The data without time characteristics are static data, and the original complete information of the static data, such as height, gender, age, region, weight and the like, is represented by (feature names, feature values).
One-dimensional time sequence data integration is exemplified by creatinine, and the integrated creatinine data is one
Figure SMS_1
One-dimensional vectors, each value in the vector representing the results of a blood creatinine examination made by the patient each time before hemodialysis.
Two-dimensional time series data integration is exemplified by blood pressure, and the integrated blood pressure data is one
Figure SMS_2
The two-dimensional matrix, n, represents the number of patient's blood permeabilities and m represents the number of times a patient has been logged with blood pressure values during one blood permeance.

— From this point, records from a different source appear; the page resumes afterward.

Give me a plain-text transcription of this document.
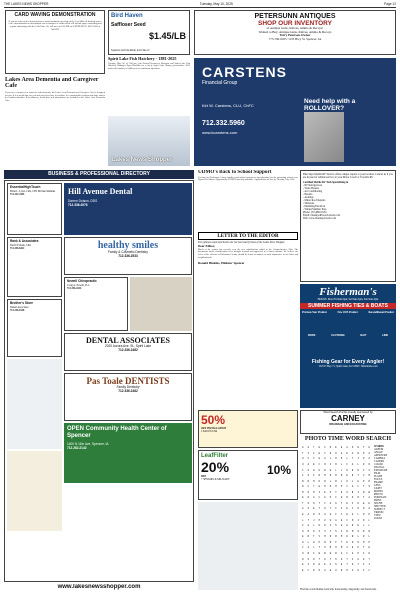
THE LAKES NEWS SHOPPER	Tuesday, May 10, 2025	Page 12
CARD WAVING DEMONSTRATION
If you are interested in learning how to make handmade greeting cards, Let's Make & Inviting you to a free demonstration to demonstrate two techniques of cards which will include paper embossing and regular embossing with the Gelli Plate. We will meet at 6:30 PM on WEDNESDAY, MAY 2025 at 1:00 PM.
Lakes Area Dementia and Caregiver Cafe
If you are a caregiver for someone with dementia, the Lakes Area Dementia and Caregiver Cafe is designed for you. It is a social time for you and your loved one to socialize in a comfortable location and share stories in a similar situation. Refreshments, social time and information are included in the Lakes Area Dementia Cafe.
Bird Haven
Saffloser Seed
$1.45/LB
Squirrels and blackbirds don't like it!
Spirit Lake Fish Hatchery - 1881-2025
Tuesday, May 20, at 7:00 pm, join Natural Resources Biologist and Spirit Lake Fish Hatchery Manager Ryan Hawkins for a lively Spirit Lake history presentation. 2025 marks the hatchery's 144th year of continuous operation.
Lakes News Shopper
PETERSUNN ANTIQUES
SHOP OUR INVENTORY
of Antique Guns, Knives, Ammo & Decoys!
Wanted to Buy: Antique Guns, Knives, Ammo & Decoys
Terry Peterson-Owner
775-790-0455 • #35 Hwy St. Spencer, IA
CARSTENS
Financial Group
Kirt W. Carstens, CLU, ChFC
712.332.5960
www.kcarstens.com
Need help with a ROLLOVER?
BUSINESS & PROFESSIONAL DIRECTORY
EssentialHighTouch
Brian L. Lyles, CPA, CFP, Michael Ruhnke
712.332.2445	Hill Avenue Dental
Darren Dotson, DDS
712.336.4976
Rank & Associates
David P. Rusk, CPA
712.336.6422	healthy smiles
Family & Cosmetic Dentistry
712.336.2533
Newell Chiropractic
Craig A. Newell, D.C.
712.336.4414
Brother's Store
Dental Associates
712.336.1818
DENTAL ASSOCIATES
2020 Aurora Ave. St., Spirit Lake
712.336.2482
Pas Toale DENTISTS
Family Dentistry
712.336.2482
OPEN Community Health Center of Spencer
1400 N 11th Ave, Spencer, IA
712.262.2142
www.lakesnewsshopper.com
UDMO's Back to School Support
It's time for Dickinson County families and school systems to start planning for the upcoming school year. Upper Des Moines Opportunity (UDMO) has help available. Applications are due by Tuesday, July 15th.
LETTER TO THE EDITOR
The opinions expressed herein are not necessarily those of the Lakes News Shopper.
Dear Editor,
Much of the county has recently seen the new subdivisions added to the Comprehensive Plan. The documents under consideration were brought forward and approved in a timely manner. We believe the voice of the citizens of Dickinson County should be heard on matters of such importance to our lakes and neighborhoods.
Ronald Hinkins, Hinkins' Spencer
Blue Skye Mobile RV Service offers camper repairs at your location. Contact us if you are in need of reliable service on your Motor Coach or Towable RV.
Certified Mobile RV Tech Specializing in
- RV Refrigerators
- Water Heaters
- Air Conditioning
- Heaters
- Awnings
- Minor Roof Repairs
- Slideouts
- Plumbing/Electrical
- Winter/Summer Prep
Phone: (515)890-9134
Email: blueskyeRVservicetech.com
Web: www.blueskyervtech.com
Fisherman's
HOURS: Mon-Fri 8am-5pm, Sat 8am-5pm, Sun 9am-3pm
SUMMER FISHING TIES & BOATS
Previous Year Product	New 2025 Product	Reconditioned Product
RODS	CLOTHING	BAIT	LINE
Fishing Gear for Every Angler!
1525 E Hwy 71, Spirit Lake, IA 51360 • fishermans.com
50%
OFF INSTALLATION
1.844.976.3194
LeafFilter
20%
OFF	10%
+ SENIORS & MILITARY
Word Search Puzzle proudly sponsored by
CARNEY
DRAINAGE AND EXCAVATING
PHOTO TIME WORD SEARCH
A	G	T	E	I	D	E	E	A	S	E	T	H
T	I	I	E	C	D	O	A	E	A	N	O	A
U	F	C	E	G	L	O	P	L	T	J	P	Z
U	A	E	C	O	I	O	L	F	A	L	D	O
I	S	H	U	R	E	L	L	U	R	D	I	X
F	S	F	N	M	O	R	N	E	R	T	V	M
N	R	M	D	R	L	R	L	U	L	H	P	R
R	F	T	E	O	O	M	P	C	A	L	T	S
M	O	M	I	E	P	T	E	U	B	I	W	B
E	R	A	C	G	P	I	H	R	S	O	T	A
T	S	S	T	I	A	G	T	E	I	D	E	E
A	S	E	T	H	T	I	I	E	C	D	O	A
E	A	N	O	A	U	F	C	E	G	L	O	P
L	T	J	P	Z	U	A	E	C	O	I	O	L
F	A	L	D	O	I	S	H	U	R	E	L	L
U	R	D	I	X	F	S	F	N	M	O	R	N
E	R	T	V	M	N	R	M	D	R	L	R	L
U	L	H	P	R	R	F	T	E	O	O	M	P
C	A	L	T	S	M	O	M	I	E	P	T	E
U	B	I	W	B	E	R	A	C	G	P	I	H
R	S	O	T	A	T	S	S	T	I	A	G	T
E	I	D	E	E	A	S	E	T	H	T	I	I
E	C	D	O	A	E	A	N	O	A	U	F	C
WORDS
ALBUM
ANGLE
APERTURE
CAMERA
CANDID
COLOR
DIGITAL
EXPOSURE
FILM
FLASH
FOCUS
FRAME
LENS
LIGHT
MODEL
PHOTO
PORTRAIT
PRINT
SELFIE
SHUTTER
SUBJECT
TRIPOD
VIEW
ZOOM
Find the words hidden vertically, horizontally, diagonally, and backwards.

Static data is a discrete type of data that is integrated during processing using one-hot encoding.
The integrated original data is expressed as X, and the specific characteristics are expressed as
Figure SMS_3
For example->
Figure SMS_4
2. A blood permeation characterization identification module, as shown in fig. 2, comprising the following three units: the device comprises a feature extraction unit F, a multi-view mapping unit S and a risk prediction unit G.
2.1 feature extraction Unit F
The feature extraction unit F is used for integratingExtracting features of the original data X, obtaining a blood-penetration characterization, and using e to represent the blood-penetration characterization, wherein different blood-penetration characterizations are expressed as
Figure SMS_5
For example->
Figure SMS_6
. The feature extraction unit F includes a two-dimensional time series data feature extraction unit, a one-dimensional time series data feature extraction unit, and a static data feature extraction unit.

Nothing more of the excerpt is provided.